Andre, Developmental therapy and Autism

Andre’s father is holding himself forced not to interfere the moment of grace with his growing excitement.
He and Andre are alone in the pool yard. Andre loves to stay in the water but stubbornly he is opposes, sometimes even violently, to any kind of contact. Surprisingly, at this moment, he devotes himself to his father’s cradling embrace. Expressing pleasure and serenity on his face.

I recognize the growing emotions of the father, so I smile at him and signal him a sign of “it’s okay – let yourself to be present in this special and moment with your son, savor and enjoy it!”

~

I met Andrew (14) Six months ago, when his parents decided to give another chance to the possibility that  i can improve his situation and contacted me for the diagnosis and consultation.

Andre was born in Friedrichshafen (Germany), the first son after three daughters.
Until the age of two, according to his parents, he seemed normal.
When he was three, is younger brother was born after a hard and life-threatening labor.
Andrew’s mother, spend the majority of the next year and a half in hospitals by his bed.

One day, when she returned from the hospital, She was shocked to find the quiet Andre sitting on the carpet in the nursery, fingering Lego blocks, and does not respond to her arrival. Nor when she came back again and again and called his name.

The event and its aftermath, the parents remember well – marked Andre’s behavior beyond any doubt that something is amiss.
The diagnosis given several months later, and became even more as time went on, was “ASD” – Autism Disorder with very low functioning.

14, Andre does not speaks, avoiding eye contact, still with a diaper. Physical problems in his pelvis and hips, disturbs him to walk, and he does all he can to avoid any change or movement.

Despite the resistance displayed by Andre whenever any of us came to embrace him, despite his frustration when we went on and insisted, I did not give up.

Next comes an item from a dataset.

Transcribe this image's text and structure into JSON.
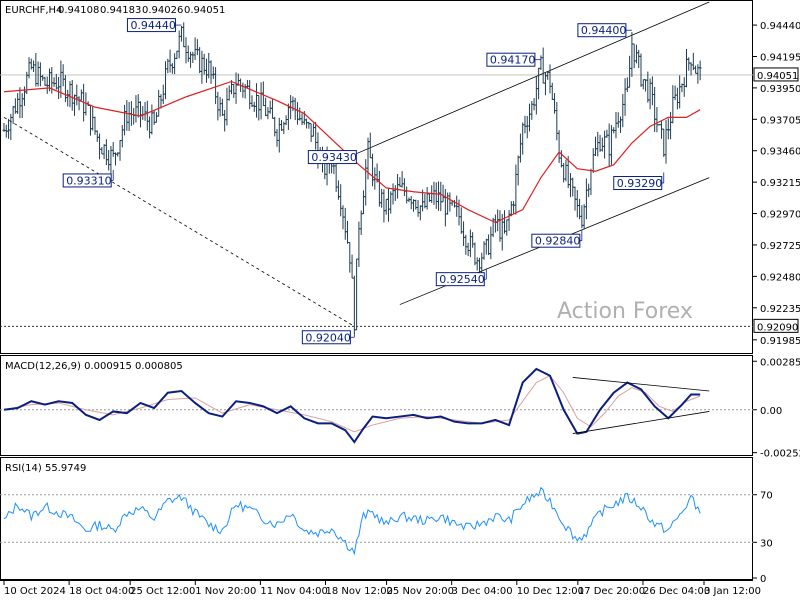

My instruction to his parents were – the same cradle embrace must be given to him also outside the pool.
This road will not be easy, I promised them, but necessary.

The therapeutic process of Andre took into account the medical diagnosis, but was based primarily on the current situation, His needs and abilities, and the needs and abilities of his parents and family.

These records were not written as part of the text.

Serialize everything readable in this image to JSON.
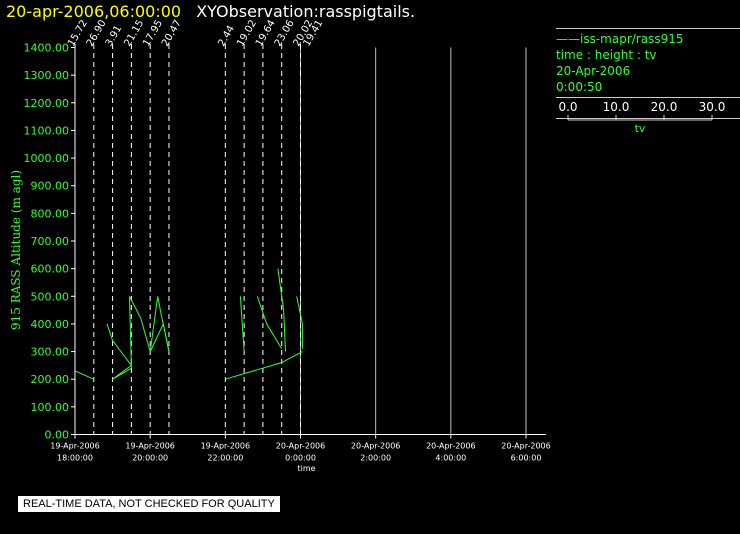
{
  "header": {
    "datetime": "20-apr-2006,06:00:00",
    "observation": "XYObservation:rasspigtails."
  },
  "legend": {
    "series_label": "iss-mapr/rass915",
    "fields": "time : height : tv",
    "date": "20-Apr-2006",
    "time": "0:00:50",
    "scale_ticks": [
      "0.0",
      "10.0",
      "20.0",
      "30.0"
    ],
    "scale_label": "tv"
  },
  "footer": {
    "quality_note": "REAL-TIME DATA, NOT CHECKED FOR QUALITY"
  },
  "colors": {
    "data": "#33ff33",
    "title": "#ffff00",
    "axis": "#ffffff",
    "grid": "#ffffff"
  },
  "chart_data": {
    "type": "line",
    "ylabel": "915 RASS Altitude (m agl)",
    "xlabel": "time",
    "ylim": [
      0,
      1400
    ],
    "xlim_hours": [
      17,
      29.3
    ],
    "y_ticks": [
      "0.00",
      "100.00",
      "200.00",
      "300.00",
      "400.00",
      "500.00",
      "600.00",
      "700.00",
      "800.00",
      "900.00",
      "1000.00",
      "1100.00",
      "1200.00",
      "1300.00",
      "1400.00"
    ],
    "x_ticks": [
      {
        "date": "19-Apr-2006",
        "time": "18:00:00",
        "h": 18
      },
      {
        "date": "19-Apr-2006",
        "time": "20:00:00",
        "h": 20
      },
      {
        "date": "19-Apr-2006",
        "time": "22:00:00",
        "h": 22
      },
      {
        "date": "20-Apr-2006",
        "time": "0:00:00",
        "h": 24
      },
      {
        "date": "20-Apr-2006",
        "time": "2:00:00",
        "h": 26
      },
      {
        "date": "20-Apr-2006",
        "time": "4:00:00",
        "h": 28
      },
      {
        "date": "20-Apr-2006",
        "time": "6:00:00",
        "h": 30
      }
    ],
    "profiles": [
      {
        "h": 18.0,
        "label": "15.72",
        "tail": [
          [
            18.0,
            230
          ],
          [
            18.5,
            200
          ]
        ]
      },
      {
        "h": 18.5,
        "label": "26.90",
        "tail": null
      },
      {
        "h": 19.0,
        "label": "3.91",
        "tail": [
          [
            18.85,
            400
          ],
          [
            19.0,
            340
          ],
          [
            19.5,
            250
          ],
          [
            19.0,
            200
          ],
          [
            19.5,
            240
          ]
        ]
      },
      {
        "h": 19.5,
        "label": "21.15",
        "tail": [
          [
            19.5,
            240
          ],
          [
            19.45,
            500
          ],
          [
            19.75,
            420
          ],
          [
            20.0,
            300
          ]
        ]
      },
      {
        "h": 20.0,
        "label": "17.95",
        "tail": [
          [
            20.0,
            300
          ],
          [
            20.2,
            500
          ],
          [
            20.3,
            430
          ],
          [
            20.5,
            300
          ]
        ]
      },
      {
        "h": 20.5,
        "label": "20.47",
        "tail": [
          [
            20.5,
            300
          ],
          [
            20.35,
            400
          ],
          [
            20.0,
            300
          ]
        ]
      },
      {
        "h": 22.0,
        "label": "2.44",
        "tail": [
          [
            22.0,
            200
          ],
          [
            23.5,
            260
          ]
        ]
      },
      {
        "h": 22.5,
        "label": "19.02",
        "tail": [
          [
            22.4,
            500
          ],
          [
            22.5,
            300
          ]
        ]
      },
      {
        "h": 23.0,
        "label": "19.64",
        "tail": [
          [
            22.85,
            500
          ],
          [
            23.1,
            400
          ],
          [
            23.5,
            310
          ]
        ]
      },
      {
        "h": 23.5,
        "label": "23.06",
        "tail": [
          [
            23.4,
            600
          ],
          [
            23.55,
            450
          ],
          [
            23.6,
            300
          ]
        ]
      },
      {
        "h": 24.0,
        "label": "20.02",
        "tail": [
          [
            23.9,
            500
          ],
          [
            24.05,
            400
          ],
          [
            24.05,
            310
          ]
        ]
      },
      {
        "h": 24.0,
        "label": "19.41",
        "tail": [
          [
            23.5,
            260
          ],
          [
            24.05,
            300
          ]
        ]
      }
    ],
    "grid_lines_h": [
      24.0,
      26.0,
      28.0,
      30.0
    ],
    "grid": true
  }
}
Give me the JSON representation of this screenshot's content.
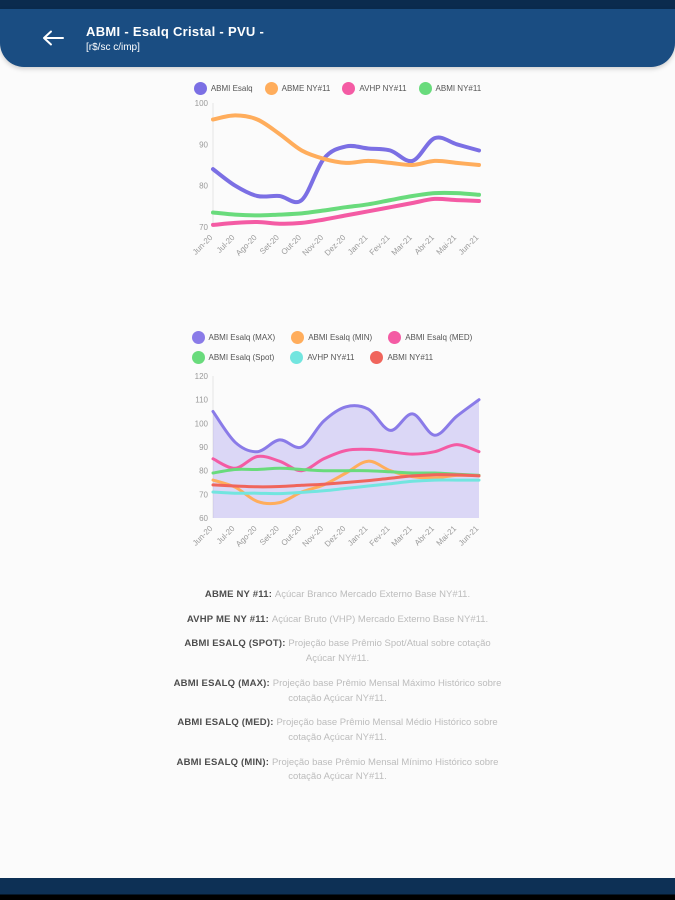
{
  "header": {
    "title": "ABMI - Esalq Cristal - PVU -",
    "subtitle": "[r$/sc c/imp]",
    "bg_color": "#1A4D82"
  },
  "chart_data": [
    {
      "type": "line",
      "title": "",
      "categories": [
        "Jun-20",
        "Jul-20",
        "Ago-20",
        "Set-20",
        "Out-20",
        "Nov-20",
        "Dez-20",
        "Jan-21",
        "Fev-21",
        "Mar-21",
        "Abr-21",
        "Mai-21",
        "Jun-21"
      ],
      "ylim": [
        70,
        100
      ],
      "yticks": [
        70,
        80,
        90,
        100
      ],
      "grid": false,
      "legend_position": "top",
      "line_width": 4,
      "series": [
        {
          "name": "ABMI Esalq",
          "color": "#7B6FE4",
          "values": [
            84,
            80,
            77.5,
            77.5,
            76.5,
            86.5,
            89.5,
            89,
            88.5,
            86,
            91.5,
            90,
            88.5
          ]
        },
        {
          "name": "ABME NY#11",
          "color": "#FFAD5C",
          "values": [
            96,
            97,
            96,
            92.5,
            88.5,
            86.5,
            85.5,
            86,
            85.5,
            85,
            86,
            85.5,
            85
          ]
        },
        {
          "name": "AVHP NY#11",
          "color": "#F45BA4",
          "values": [
            70.5,
            71,
            71.2,
            70.8,
            71,
            71.8,
            72.8,
            73.8,
            74.8,
            75.8,
            76.8,
            76.5,
            76.3
          ]
        },
        {
          "name": "ABMI NY#11",
          "color": "#69DB7C",
          "values": [
            73.5,
            73,
            72.8,
            73,
            73.3,
            74,
            74.8,
            75.5,
            76.5,
            77.5,
            78.2,
            78.2,
            77.8
          ]
        }
      ]
    },
    {
      "type": "line",
      "title": "",
      "categories": [
        "Jun-20",
        "Jul-20",
        "Ago-20",
        "Set-20",
        "Out-20",
        "Nov-20",
        "Dez-20",
        "Jan-21",
        "Fev-21",
        "Mar-21",
        "Abr-21",
        "Mai-21",
        "Jun-21"
      ],
      "ylim": [
        60,
        120
      ],
      "yticks": [
        60,
        70,
        80,
        90,
        100,
        110,
        120
      ],
      "grid": false,
      "legend_position": "top",
      "line_width": 3,
      "series": [
        {
          "name": "ABMI Esalq (MAX)",
          "color": "#8A7BE8",
          "fill": true,
          "values": [
            105,
            92,
            88,
            93,
            90,
            101,
            107,
            106,
            97,
            104,
            95,
            103,
            110
          ]
        },
        {
          "name": "ABMI Esalq (MIN)",
          "color": "#FFAD5C",
          "values": [
            76,
            73,
            67,
            66.5,
            71,
            74,
            79,
            84,
            80,
            77.5,
            77,
            78,
            78
          ]
        },
        {
          "name": "ABMI Esalq (MED)",
          "color": "#F45BA4",
          "values": [
            85,
            81,
            86,
            84,
            80,
            85,
            88.5,
            89,
            88,
            87,
            88,
            91,
            88
          ]
        },
        {
          "name": "ABMI Esalq (Spot)",
          "color": "#69DB7C",
          "values": [
            79,
            80.5,
            80.5,
            81,
            80.5,
            80,
            80,
            80,
            79.5,
            79,
            79,
            78.5,
            78
          ]
        },
        {
          "name": "AVHP NY#11",
          "color": "#72E5DF",
          "values": [
            71,
            70.5,
            70.5,
            70.3,
            70.8,
            71.5,
            72.5,
            73.5,
            74.5,
            75.5,
            76,
            76,
            76
          ]
        },
        {
          "name": "ABMI NY#11",
          "color": "#F0655C",
          "values": [
            74,
            73.5,
            73.2,
            73.3,
            73.8,
            74.3,
            75,
            75.8,
            76.8,
            77.8,
            78.3,
            78.2,
            77.8
          ]
        }
      ]
    }
  ],
  "descriptions": [
    {
      "label": "ABME NY #11:",
      "text": "Açúcar Branco Mercado Externo Base NY#11."
    },
    {
      "label": "AVHP ME NY #11:",
      "text": "Açúcar Bruto (VHP) Mercado Externo Base NY#11."
    },
    {
      "label": "ABMI ESALQ (SPOT):",
      "text": "Projeção base Prêmio Spot/Atual sobre cotação Açúcar NY#11."
    },
    {
      "label": "ABMI ESALQ (MAX):",
      "text": "Projeção base Prêmio Mensal Máximo Histórico sobre cotação Açúcar NY#11."
    },
    {
      "label": "ABMI ESALQ (MED):",
      "text": "Projeção base Prêmio Mensal Médio Histórico sobre cotação Açúcar NY#11."
    },
    {
      "label": "ABMI ESALQ (MIN):",
      "text": "Projeção base Prêmio Mensal Mínimo Histórico sobre cotação Açúcar NY#11."
    }
  ]
}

Parents are an integral part of the therapeutic process. You can not sustain a meaningful process with a child without significant involvement of the parents.

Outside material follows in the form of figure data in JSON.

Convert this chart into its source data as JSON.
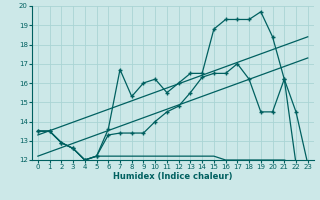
{
  "xlabel": "Humidex (Indice chaleur)",
  "bg_color": "#cce8e8",
  "grid_color": "#aad4d4",
  "line_color": "#006060",
  "xlim": [
    -0.5,
    23.5
  ],
  "ylim": [
    12,
    20
  ],
  "xticks": [
    0,
    1,
    2,
    3,
    4,
    5,
    6,
    7,
    8,
    9,
    10,
    11,
    12,
    13,
    14,
    15,
    16,
    17,
    18,
    19,
    20,
    21,
    22,
    23
  ],
  "yticks": [
    12,
    13,
    14,
    15,
    16,
    17,
    18,
    19,
    20
  ],
  "line1_x": [
    0,
    1,
    2,
    3,
    4,
    4,
    5,
    6,
    7,
    8,
    9,
    10,
    11,
    12,
    13,
    14,
    15,
    16,
    17,
    18,
    19,
    20,
    21,
    22,
    23
  ],
  "line1_y": [
    13.5,
    13.5,
    12.9,
    12.6,
    12.0,
    12.0,
    12.2,
    12.2,
    12.2,
    12.2,
    12.2,
    12.2,
    12.2,
    12.2,
    12.2,
    12.2,
    12.2,
    12.0,
    12.0,
    12.0,
    12.0,
    12.0,
    12.0,
    11.8,
    11.8
  ],
  "line2_x": [
    0,
    1,
    2,
    3,
    4,
    5,
    6,
    7,
    8,
    9,
    10,
    11,
    12,
    13,
    14,
    15,
    16,
    17,
    18,
    19,
    20,
    21,
    22,
    23
  ],
  "line2_y": [
    13.5,
    13.5,
    12.9,
    12.6,
    12.0,
    12.2,
    13.3,
    13.4,
    13.4,
    13.4,
    14.0,
    14.5,
    14.8,
    15.5,
    16.3,
    16.5,
    16.5,
    17.0,
    16.2,
    14.5,
    14.5,
    16.2,
    11.8,
    11.8
  ],
  "line3_x": [
    0,
    1,
    2,
    3,
    4,
    5,
    6,
    7,
    8,
    9,
    10,
    11,
    12,
    13,
    14,
    15,
    16,
    17,
    18,
    19,
    20,
    21,
    22,
    23
  ],
  "line3_y": [
    13.5,
    13.5,
    12.9,
    12.6,
    12.0,
    12.2,
    13.6,
    16.7,
    15.3,
    16.0,
    16.2,
    15.5,
    16.0,
    16.5,
    16.5,
    18.8,
    19.3,
    19.3,
    19.3,
    19.7,
    18.4,
    16.2,
    14.5,
    11.8
  ],
  "line4_x": [
    0,
    23
  ],
  "line4_y": [
    13.3,
    18.4
  ],
  "line5_x": [
    0,
    23
  ],
  "line5_y": [
    12.2,
    17.3
  ]
}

Touch is a basic need and essential to the process of development and communication. It is the basic contact between children to the world. It is difficult, almost impossible, to learn and grow without touch.
Touch is not just a child’s need. Andre’s parents needed to restore their initial connection with him as their son. They needed that also in order to create an important foundation for true therapeutic process. Their relationship needed to go back and start again from the beginning, if they wanted to rebuild a healthy foundation for his development.

The cradling embrace of his father in a watery pool just a week after we started the process, the devotion and pleasure of Andre to his father’s touch and holding, demonstrated that the idea of rebuilding this foundation is possible.

~

In the center of the therapeutic process stands the child.
Standing alongside are his/her parents. They have a double or even triple role.

They need to escort their child and participate with him/her as the center of the therapeutic process, they also need to learn and practice their roles as therapists. Besides all that, throughout the program they are leading an array of family members and professionals who take part in treating Andrew, according to the set of goals we create together.

Supporting the parents in their complicated, emotional and demanding roll – is one of the main rolls of me as a Developmental Therapist.